| by Flemming Funch|
Last week Google offered to host part of Wikipedia's content. Yesterday Wikipedia was brought off line for some hours by a power failure and subsequent database corruption.
Now, I pay attention to those things not just because Wikipedia is a great resource that needs to be supported. But also because I'm working on a clone of it, and I've been busy downloading from it recently.
The intriguing thing is first of all that that even is a possible and an acceptable thing to do. Lots of people have put a lot of work into Wikipedia, and it is generously offered as a free service by a non-profit foundation. And not only that, you can go and download the whole database, and the software needed for running a local copy of it on another server. Because it is all based on free licenses and open source. And, for that matter, it is in many ways a good thing if people serve up copies of it. It takes a load off of their servers, and potentially others might find new things to do with it.
Anyway, that's what I'm trying to do. At this point I've mostly succeeded in making it show what it should show, which is a good start.
Even though the parts in principle are freely available, it is still a pretty massive undertaking. Just the database of current English language articles is around 2GB. And then there are the pictures. They offer in one download the pictures that are considered in the "Commons" section, i.e. they're public domain. That's around 2GB there too. But most of the pictures are considered Fair Use, meaning they're just being used without particularly having gotten a license for it. So, they can't just share them the same way. But I can still go and download them, of course, just one at a time. I set up a program to pick up about 1 per second. That is considered decent bahavior in that kind of matters. Might sound like a lot, but it shouldn't be much of a burden for the server. For example, the Ask Jeeves/Taoma web spider hits my own server about once per second, all day, every day, and that's perfectly alright with me. Anyway, the Wikipedia picture pickup took about a week like that, adding up to something like 20GB.

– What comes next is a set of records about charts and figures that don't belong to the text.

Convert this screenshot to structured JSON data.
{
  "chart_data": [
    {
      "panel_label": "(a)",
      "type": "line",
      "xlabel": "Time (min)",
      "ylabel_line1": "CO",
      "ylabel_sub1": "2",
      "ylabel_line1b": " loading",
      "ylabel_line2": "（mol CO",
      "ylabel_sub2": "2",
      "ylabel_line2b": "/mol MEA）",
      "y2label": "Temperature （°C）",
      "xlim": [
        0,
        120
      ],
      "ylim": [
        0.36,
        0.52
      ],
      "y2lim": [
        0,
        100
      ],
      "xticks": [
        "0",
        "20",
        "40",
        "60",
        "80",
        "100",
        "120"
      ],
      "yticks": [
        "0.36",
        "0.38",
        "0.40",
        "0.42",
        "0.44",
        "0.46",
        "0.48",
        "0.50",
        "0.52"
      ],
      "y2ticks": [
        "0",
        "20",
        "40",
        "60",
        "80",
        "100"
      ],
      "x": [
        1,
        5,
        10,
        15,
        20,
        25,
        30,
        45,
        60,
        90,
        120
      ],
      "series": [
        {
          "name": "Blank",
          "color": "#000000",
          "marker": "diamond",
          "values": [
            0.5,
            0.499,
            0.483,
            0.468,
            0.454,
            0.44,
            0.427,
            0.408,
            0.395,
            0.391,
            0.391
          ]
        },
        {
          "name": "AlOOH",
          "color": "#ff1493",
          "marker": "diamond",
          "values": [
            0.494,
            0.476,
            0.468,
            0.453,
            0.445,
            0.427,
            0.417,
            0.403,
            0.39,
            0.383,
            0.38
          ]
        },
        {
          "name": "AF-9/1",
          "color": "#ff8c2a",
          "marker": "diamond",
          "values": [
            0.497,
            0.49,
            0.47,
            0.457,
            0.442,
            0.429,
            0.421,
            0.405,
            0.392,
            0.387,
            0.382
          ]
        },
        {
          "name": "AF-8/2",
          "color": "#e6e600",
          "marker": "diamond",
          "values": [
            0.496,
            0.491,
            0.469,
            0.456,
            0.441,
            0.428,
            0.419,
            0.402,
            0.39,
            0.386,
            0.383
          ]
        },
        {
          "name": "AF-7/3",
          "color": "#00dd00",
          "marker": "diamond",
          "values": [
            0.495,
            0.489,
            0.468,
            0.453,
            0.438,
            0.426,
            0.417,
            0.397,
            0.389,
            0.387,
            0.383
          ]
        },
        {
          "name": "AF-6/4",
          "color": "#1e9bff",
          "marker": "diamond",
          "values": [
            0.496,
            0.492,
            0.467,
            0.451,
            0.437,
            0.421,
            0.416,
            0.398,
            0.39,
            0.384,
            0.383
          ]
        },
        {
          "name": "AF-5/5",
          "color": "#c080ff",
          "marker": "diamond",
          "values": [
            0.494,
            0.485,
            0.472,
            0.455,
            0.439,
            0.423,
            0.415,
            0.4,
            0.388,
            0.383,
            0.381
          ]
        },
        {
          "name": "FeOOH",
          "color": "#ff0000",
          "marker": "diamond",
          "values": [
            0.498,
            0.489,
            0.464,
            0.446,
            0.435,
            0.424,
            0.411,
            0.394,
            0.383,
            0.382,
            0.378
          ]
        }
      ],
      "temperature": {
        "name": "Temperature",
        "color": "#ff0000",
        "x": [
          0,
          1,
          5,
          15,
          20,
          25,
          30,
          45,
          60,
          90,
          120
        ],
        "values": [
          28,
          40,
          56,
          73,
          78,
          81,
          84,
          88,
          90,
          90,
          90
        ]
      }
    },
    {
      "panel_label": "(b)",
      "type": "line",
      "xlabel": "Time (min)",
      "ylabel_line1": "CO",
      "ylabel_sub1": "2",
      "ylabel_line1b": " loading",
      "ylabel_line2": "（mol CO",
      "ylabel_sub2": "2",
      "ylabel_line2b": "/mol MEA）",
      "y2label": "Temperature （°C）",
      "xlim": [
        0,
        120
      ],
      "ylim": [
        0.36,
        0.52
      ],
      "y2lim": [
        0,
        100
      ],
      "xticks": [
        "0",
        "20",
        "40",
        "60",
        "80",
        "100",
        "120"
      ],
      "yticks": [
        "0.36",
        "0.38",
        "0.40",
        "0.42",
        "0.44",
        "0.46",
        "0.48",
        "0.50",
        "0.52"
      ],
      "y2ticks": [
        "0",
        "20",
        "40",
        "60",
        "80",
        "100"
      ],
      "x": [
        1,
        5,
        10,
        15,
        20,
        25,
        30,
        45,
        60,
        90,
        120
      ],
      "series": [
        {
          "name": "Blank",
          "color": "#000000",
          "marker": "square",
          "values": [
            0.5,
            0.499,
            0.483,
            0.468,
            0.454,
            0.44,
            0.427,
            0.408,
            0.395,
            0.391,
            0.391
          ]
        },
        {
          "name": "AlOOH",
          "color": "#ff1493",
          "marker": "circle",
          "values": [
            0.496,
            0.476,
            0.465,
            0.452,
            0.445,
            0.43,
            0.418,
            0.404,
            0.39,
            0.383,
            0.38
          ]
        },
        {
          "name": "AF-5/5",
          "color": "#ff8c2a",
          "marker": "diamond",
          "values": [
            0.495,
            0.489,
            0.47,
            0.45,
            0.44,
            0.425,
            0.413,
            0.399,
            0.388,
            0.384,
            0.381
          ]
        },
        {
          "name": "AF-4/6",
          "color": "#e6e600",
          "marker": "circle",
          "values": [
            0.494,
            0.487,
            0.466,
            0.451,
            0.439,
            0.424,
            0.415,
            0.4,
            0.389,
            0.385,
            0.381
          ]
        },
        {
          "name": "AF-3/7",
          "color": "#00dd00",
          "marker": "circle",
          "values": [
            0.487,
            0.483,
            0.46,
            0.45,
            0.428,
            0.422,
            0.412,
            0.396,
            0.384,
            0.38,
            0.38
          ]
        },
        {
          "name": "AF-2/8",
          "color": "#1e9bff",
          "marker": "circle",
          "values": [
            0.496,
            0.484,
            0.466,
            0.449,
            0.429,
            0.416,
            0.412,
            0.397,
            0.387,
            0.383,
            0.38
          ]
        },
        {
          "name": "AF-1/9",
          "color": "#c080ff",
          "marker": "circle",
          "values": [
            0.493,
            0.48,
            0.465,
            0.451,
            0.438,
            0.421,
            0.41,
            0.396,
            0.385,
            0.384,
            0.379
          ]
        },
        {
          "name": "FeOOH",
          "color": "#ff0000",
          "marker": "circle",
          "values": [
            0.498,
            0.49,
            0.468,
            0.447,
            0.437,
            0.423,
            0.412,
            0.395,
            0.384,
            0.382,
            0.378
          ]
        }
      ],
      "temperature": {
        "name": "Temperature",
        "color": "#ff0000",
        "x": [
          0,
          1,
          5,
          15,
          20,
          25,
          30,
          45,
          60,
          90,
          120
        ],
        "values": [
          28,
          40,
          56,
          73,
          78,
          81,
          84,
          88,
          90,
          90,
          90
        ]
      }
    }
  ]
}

Okay, that's the data. But what the database contains is wiki markup. And what the wikipedia/mediawiki system uses is pretty damned extensive markup, with loads of features, templates, etc. Which needs to be interpreted to show it as a webpage. My first attempt was to try the mediawiki software which wikipedia runs on. Which I can freely download and easily enough install. But picking out pieces of it is quite a different matter. It is enormously complex, and everything is tied to everything else. I tried just picking out the parsing module. Which happened to be missing some other modules, which were missing some other modules, and pretty soon it became unwieldy, and I just didn't understand it. Then I looked for some of the other pieces of software one can download which are meant to produce static copies of wikipedia. They're very nice work, but either didn't quite do it quite like I wanted it, or didn't work for me, or were missing something important, like the pictures. So I ended up mostly doing it from scratch, based on the wikipedia specs for the markup. Although I also learned a number of things from wiki2static, a perl program which does an excellent job in parsing the wikipedia markup, in a way I actually can understand. It still became a very sizable undertaking. I had a bit of a head start in that I've previously made my own wiki program, which actually uses a subset of wikipedia's markup.
As it says on the wikipedia download site:
These dumps are not suitable for viewing in a web browser or text editor unless you do a little preprocessing on them first.A "little preprocessing", ha, that's good. Well, a few thousands lines of code and a few days of non-stop server time seems to do it.
Anyway, it is a little mindblowing how cool it is that masses of valuable information is freely shared, and that with "a little preprocessing" one can use them in different contexts, build on top of them, and do new and different things, without having to reinvent the wheel first.
But the people who make these things available in the first place need support. Volunteers, contributors, bandwidth, money.